Now Rulla is using his own experience, which has included a battle with depression, to help other young people navigate some of the challenges of life.

As founder and director of Make Runs Maxi, the 26-year-old works with schools, sporting clubs and community groups to enhance positive social and emotional health and wellbeing.

The registered not-for-profit charity was formed in honour of the late Isaac ‘Maxi’ Walters, also a student of St Patrick’s College.

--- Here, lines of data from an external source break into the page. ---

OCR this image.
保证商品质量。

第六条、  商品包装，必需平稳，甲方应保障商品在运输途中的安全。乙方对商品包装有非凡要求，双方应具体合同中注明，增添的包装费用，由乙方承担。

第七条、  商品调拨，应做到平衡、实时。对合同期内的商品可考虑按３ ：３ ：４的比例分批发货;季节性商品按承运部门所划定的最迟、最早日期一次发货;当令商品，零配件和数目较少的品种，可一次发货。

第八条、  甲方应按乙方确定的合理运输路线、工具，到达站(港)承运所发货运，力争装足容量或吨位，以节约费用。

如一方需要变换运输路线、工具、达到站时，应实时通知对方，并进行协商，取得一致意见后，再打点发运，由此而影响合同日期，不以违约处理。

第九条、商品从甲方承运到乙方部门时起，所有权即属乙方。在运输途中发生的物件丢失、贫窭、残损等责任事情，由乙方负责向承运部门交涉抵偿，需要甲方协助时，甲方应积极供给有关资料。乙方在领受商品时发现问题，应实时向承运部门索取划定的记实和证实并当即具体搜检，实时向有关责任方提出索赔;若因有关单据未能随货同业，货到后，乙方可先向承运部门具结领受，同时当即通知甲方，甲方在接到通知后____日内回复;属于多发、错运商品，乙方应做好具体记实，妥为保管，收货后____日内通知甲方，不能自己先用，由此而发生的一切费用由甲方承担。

Rulla coached Maxi at the Under 19 level before the 16-year-old took his own life.

Isaac’s uncle was Rulla’s first football coach and made the sport enjoyable enough for him to keep playing the game.

“I always had a bit of a soft spot for Maxi because of that, as well as his fearless approach to the ball, and his aim to become a better player…it made him someone you wanted to work with because you knew he valued what you would tell him,” Rulla said.

“A psychologist I met through my involvement with Indigenous footy teams suggested I talk about my own experience as therapy – that was just before Maxi’s death.”

Isaac’s mother and other local community leaders got behind the idea and are now members of the charity’s board.

Rulla spent Year 11 as a boarder at Assumption College in Victoria, where his father had been a student, and after being recruited to Echuca to play football he completed his schooling at St Joseph’s College.

He moved back to Tasmania to undertake a cadetship with the ABC and play for Launceston Football Club under former Essendon, Richmond and Glenelg player Sam Lonergan (now coach of the SANFL club West Torrens-Woodville in Adelaide).

When the opportunity came to play football for Glenelg, Rulla said he decided to come here to “chase my dreams, tick off some goals and reach my full potential”.

“I come from the outskirts of a town with about 200 people in it and sport has helped me get out and see more of the world and the people in it,” he said.